O Conselho Regional de Medicina do Estado de São Paulo (Cremesp) abriu sindicância para apurar a conduta dos médicos que são citados pelo perfil na internet.

Eles são investigados, segundo o conselho, por infração a artigos relacionados à publicidade médica e por se valerem de intermediadoras para a venda dos procedimentos.

“O que se vê é óbvio que o intuito é um intuito financeiro, mercantilista, basicamente, usando subterfúgios e tentando burlar as regras que regem a atuação profissional”, diz Angelo Vattimo, diretor do Cremesp.

O Ministério Público foi acionado pelo Cremesp, que denunciou o perfil "Bella Dessa"  por exercício ilegal da profissão médica.
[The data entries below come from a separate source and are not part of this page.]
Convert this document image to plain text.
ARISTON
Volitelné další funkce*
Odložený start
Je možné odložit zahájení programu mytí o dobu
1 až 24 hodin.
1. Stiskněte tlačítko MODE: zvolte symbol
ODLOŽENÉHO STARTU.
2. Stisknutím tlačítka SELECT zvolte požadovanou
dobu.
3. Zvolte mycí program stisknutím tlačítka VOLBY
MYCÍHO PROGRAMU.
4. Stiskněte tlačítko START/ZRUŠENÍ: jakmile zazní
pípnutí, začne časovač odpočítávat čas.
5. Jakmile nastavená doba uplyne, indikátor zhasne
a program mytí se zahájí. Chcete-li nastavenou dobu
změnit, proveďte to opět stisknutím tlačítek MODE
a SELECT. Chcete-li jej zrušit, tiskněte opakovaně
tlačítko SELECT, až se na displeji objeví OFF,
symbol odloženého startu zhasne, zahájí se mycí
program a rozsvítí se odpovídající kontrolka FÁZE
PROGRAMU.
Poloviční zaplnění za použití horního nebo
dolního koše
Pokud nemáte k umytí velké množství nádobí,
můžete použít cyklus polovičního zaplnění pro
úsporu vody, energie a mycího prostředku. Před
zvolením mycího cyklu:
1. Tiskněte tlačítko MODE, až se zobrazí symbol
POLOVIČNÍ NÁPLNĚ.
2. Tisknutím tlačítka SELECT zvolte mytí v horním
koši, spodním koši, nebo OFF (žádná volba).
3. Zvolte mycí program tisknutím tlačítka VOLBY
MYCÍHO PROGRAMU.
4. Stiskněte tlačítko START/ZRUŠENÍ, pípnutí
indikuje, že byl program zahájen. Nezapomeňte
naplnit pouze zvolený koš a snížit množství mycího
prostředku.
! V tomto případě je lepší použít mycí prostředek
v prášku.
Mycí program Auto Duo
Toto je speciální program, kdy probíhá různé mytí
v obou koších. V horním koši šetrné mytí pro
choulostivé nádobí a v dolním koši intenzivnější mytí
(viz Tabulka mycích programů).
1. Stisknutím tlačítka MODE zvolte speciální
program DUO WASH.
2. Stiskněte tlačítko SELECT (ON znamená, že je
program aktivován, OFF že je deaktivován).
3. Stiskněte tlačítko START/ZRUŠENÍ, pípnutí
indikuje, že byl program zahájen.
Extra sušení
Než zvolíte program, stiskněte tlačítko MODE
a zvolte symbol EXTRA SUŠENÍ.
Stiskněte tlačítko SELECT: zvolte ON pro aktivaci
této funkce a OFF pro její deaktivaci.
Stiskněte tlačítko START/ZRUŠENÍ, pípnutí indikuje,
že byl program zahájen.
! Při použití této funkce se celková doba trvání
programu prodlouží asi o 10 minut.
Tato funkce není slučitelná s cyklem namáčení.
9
“Há uma infração também criminal, penal, porque você quando entra nessa página tá como consultoria em cirurgia plástica. Quem faz consultoria em cirurgia plástica ou quem consulta, vamos dizer, é uma especialidade médica. É médico! Então, já é um exercício ilegal da medicina.” 

Desde 2019 o médico Herbert Gauss aparece em uma série de convocações e punições pelo Cremesp. Ele chegou a ter o registro profissional cassado em 2021 pelo descumprimento de regras dos conselhos federal e regional, além de irregularidades em publicidades. (45, 131 e 132). A cassação foi suspensa por decisão da justiça. Ele é citado em dezenas de processos sob a acusação de erro médico. Ele não tem registro de especialista em cirurgia plástica.

O Jornal da Band tentou contato com o médico Herbert Gauss, mas não obteve retorno.